Now, many writers have taken to various platforms and expelled their hatred and animosity towards this holiday. In an article It’s the Official Patronising of Women Day: The Capitalist-Patriarchal Conspiracy of Mother’s Day,
I don’t want some flowers that will die in a week or chocolate that I have to share with everyone else lest I be mistaken for being selfish. I dislike being patronised and fobbed-off with cheap tat. I want motherhood (in all its forms) recognised and protected.

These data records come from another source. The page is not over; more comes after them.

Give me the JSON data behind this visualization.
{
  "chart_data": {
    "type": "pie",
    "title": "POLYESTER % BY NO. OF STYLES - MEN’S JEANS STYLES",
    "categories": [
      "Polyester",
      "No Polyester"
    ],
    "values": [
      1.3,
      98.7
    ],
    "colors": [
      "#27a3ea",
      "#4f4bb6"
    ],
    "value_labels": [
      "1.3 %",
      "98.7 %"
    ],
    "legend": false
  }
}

I want maternal healthcare to be considered a major public health issue. I want women with PND to be able to access support. I want real legislation protecting maternity leave. I want universal and free at the point of access childcare. I want schools to be funded properly so I don’t need to waste my weekends fundraising to buy pencils. I want universal access to birth control and abortion. I want infertility and miscarriages to be treated with respect. I want women who choose not to or who can’t have children be respected for being women. I want a real healthcare system that cares for elderly, disabled and vulnerable family members properly.
What is also interesting is that a mother’s work is seriously undervalued and appreciated. According to Salary.com, the average stay at home mom works 94 hours a week. If she could collect a salary—doing a range of 6.2 hours of laundry and 14 hours of cooking and the like—she would earn around $113,568 per year. This perfectly aligns with Marxist-feminists ideologies, who understand that household work is not considered ‘real work’ and goes unnoticed and unappreciated. So, is it really justified if you take someone for granted 365 days and then buy them overpriced chocolates to superficially make up for it?
In addition, this day exacerbates and alienates those children who don’t have a mother or are raised by someone they can’t fully accept as their own. It also renews grief for those who are not mothers or do not have the luxury of indulging in such trivialities. So, in the end, it is worth wondering who actually benefits from this holiday? And, are we honoring mothers or consumerism?
I think Mother’s Day is a relic of the past, and we should update our calendars so that it is ready for the future.